Ils créent ainsi un déséquilibre dans le cheptel reproducteur. L’abattage excessif d’agnelles à l'approche de l'Aïd El-Adha inquiète en effet, le ministère de l'Agriculture, qui a lancé, hier, mercredi, un appel aux professionnels de la filière et aux consommateurs afin de préserver le patrimoine animal national. «Outre le contrôle qui se fait par les services vétérinaires au niveau des abattoirs, nous relançons chaque année un appel aux éleveurs et aux maquignons pour éviter l’abattage des agnelles», a indiqué à l’APS Mme Yasmine Zerabib, chef de bureau hygiène alimentaire à la Direction des services vétérinaires du ministère de l’Agriculture. L’abattage de brebis est favorisé également par leur prix bas par rapport à celui du mouton. «Pour une gestion rationnelle du patrimoine animal national et sa préservation, les citoyens (consommateurs, commerçants, éleveurs) sont appelés à arrêter l’abattage des brebis reproductrices et des agnelles», indique-t-on au ministère de l'Agriculture.
Sans donner de statistiques précises sur le nombre d’agnelles sacrifiées pendant ou en dehors de l’Aïd, elle a rappelé que l’abattage d’agnelles est interdit par un décret datant de 1991. En outre, le ministère rassure que la production nationale «répond largement» à la demande.

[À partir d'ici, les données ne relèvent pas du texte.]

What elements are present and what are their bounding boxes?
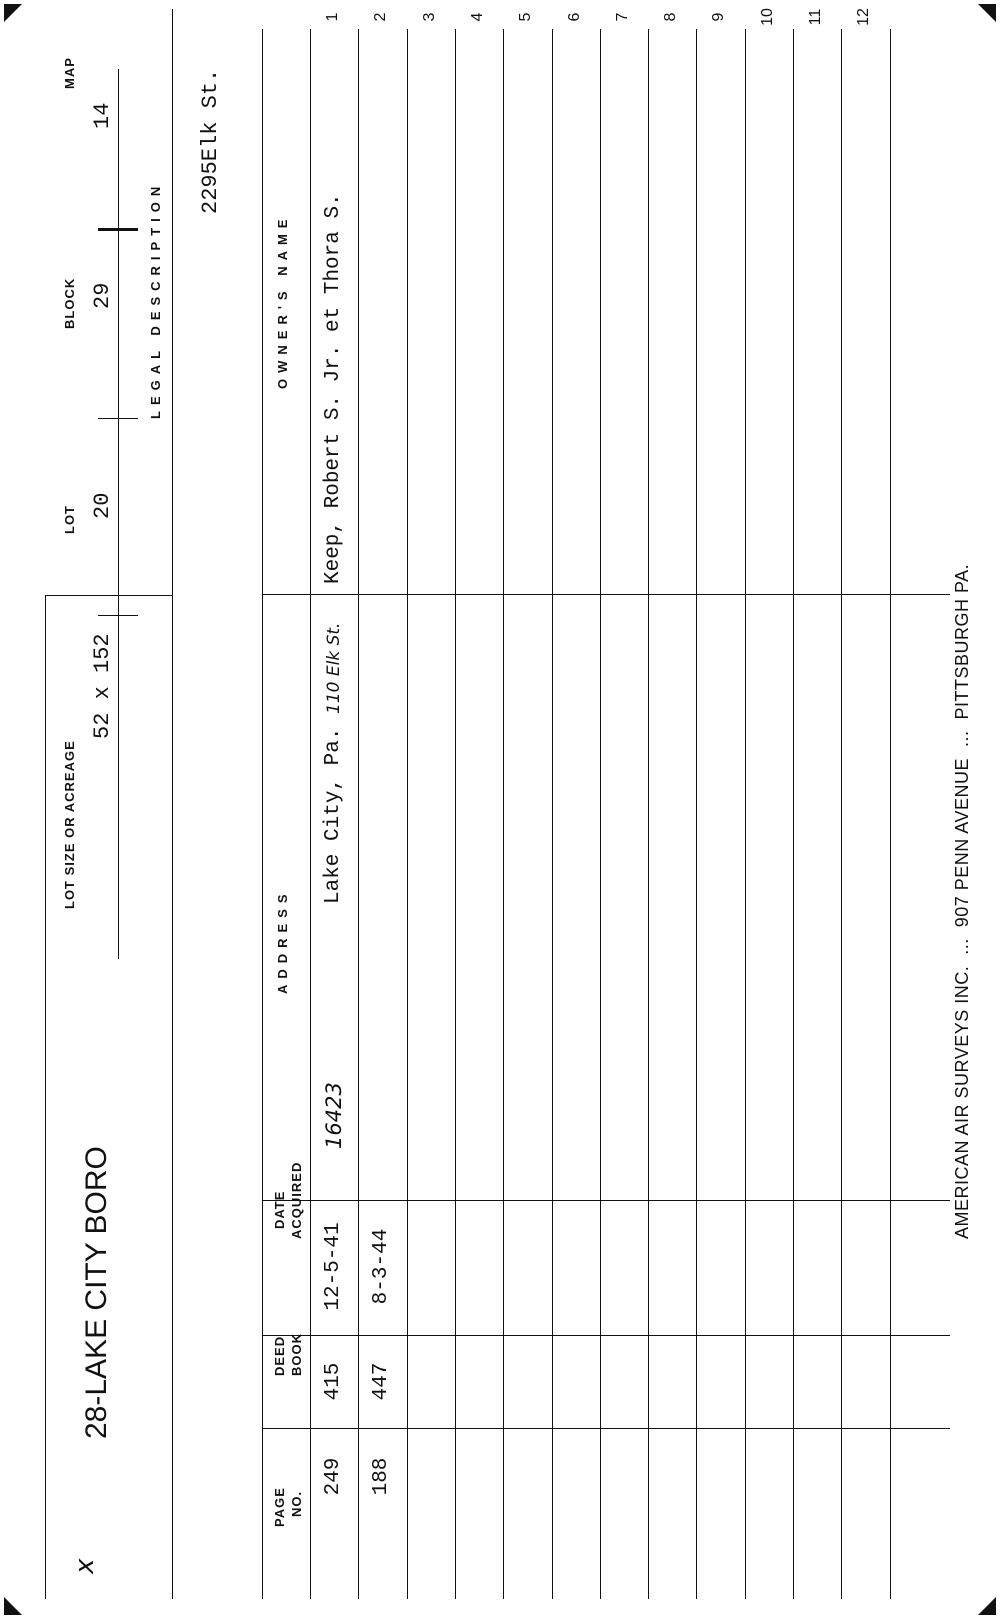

Quant à la hausse des prix du mouton, constatée sur le marché, elle est attribuée à la «spéculation exercée par les maquignons qui travaillent dans la clandestinité et à l’augmentation des cours des aliments du bétail sur le marché mondial», d’après le ministère. Selon les chiffres du ministère établis sur la base des animaux vaccinés, le cheptel ovin national est estimé à 22,5 millions de têtes dont 13,8 millions de brebis. Le nombre d’animaux sacrifiés pendant l’Aïd El-Adha se situe entre 3 et 3,5 millions de têtes, selon les chiffres officiels qui ne comptent pas les bêtes sacrifiées par l’abattage clandestin.